On 5 September, after leaving Orléans, Minoret was employed at the church of Saint-Germain-l'Auxerrois in Paris. In April 1683 he took part in a competition organised by Louis XIV with the aim of recruiting four sous-maîtres for the chapelle royale at the Palace of Versailles (the post of maître was held by an ecclesiastic without any musical function).
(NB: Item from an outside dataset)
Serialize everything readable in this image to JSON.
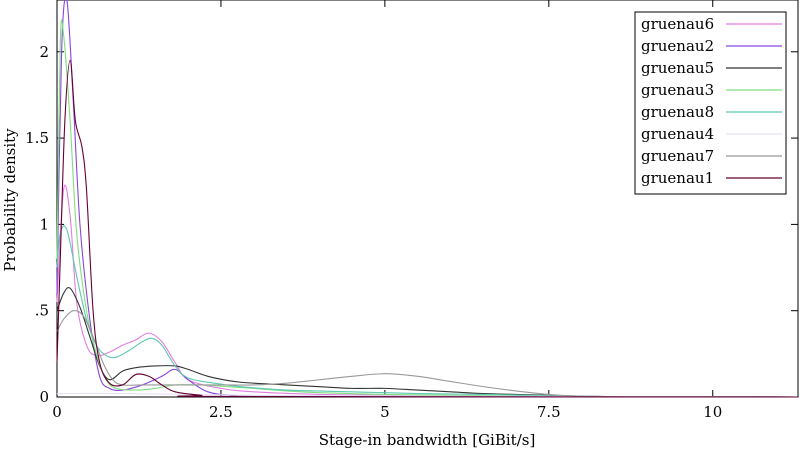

With Michel Le Tellier's support, Minoret one of the four taken on (the other three were Michel-Richard Delalande, Pascal Colasse and Nicolas Goupillet). Minoret entered the role on the following 1 July. Because he was a priest, he and Nicolas Goupillet were put in charge of the education of the pages of the chapel (i.e., the young boys who sang in the choir, which was otherwise made up of professional adult men). He began by reorganising this musical chapel in summer 1683 and held the role until 1714, leaving it shortly before the king's death on 1 September 1715. Minoret himself died at Versailles some time later (exact date uncertain).

==Works, editions and recordings==
- Six grands motets for double choir of which three are of Psalms 12 (Usquequo Domine), 27 (Ad te Domine levavi), 94 (Venite exultemus), while the three others take the texts Currite populi, Deus docuisti me, and the Prope es of Ps. 118 (Paris, BnF. Copied by André Danican Philidor, king's librarian, dated 1697);
- Two petits motets : Sancti Spiritus and Misericordia Domine for two voices and basso continuo (Lyon, Bibliothèque municipale);
- A mass for Christmastime (Missa pro tempore Nativitatis), for double choir, on Christmas themes, to which Sébastien de Brossard added two voices, in 1694 (Paris. BnF. Coll. S. de Brossard);
- A Domine salvum fac regem (God save the King), for double choir, which ended this mass

All these works are preserved in manuscript. Three of them (le Ps. 94, the Currite populi and the Prope es tu) have so far been published by the Japanese musicologist Yuriko Baba, in the collection: Edition critique - Anthologies, du Centre de musique baroque de Versailles (CMBV).

For the musicologist Jean Duron, these motets give "a good idea of this composer's style, using an elegant style and a fine yet always simple theme". In his 18th century Parnasse français, Evrard Titon du Tillet they "prove very praiseful on Minoret and notably on his manner of writing for instruments supporting the voices" (cf. Bibliographie: Jean Duron).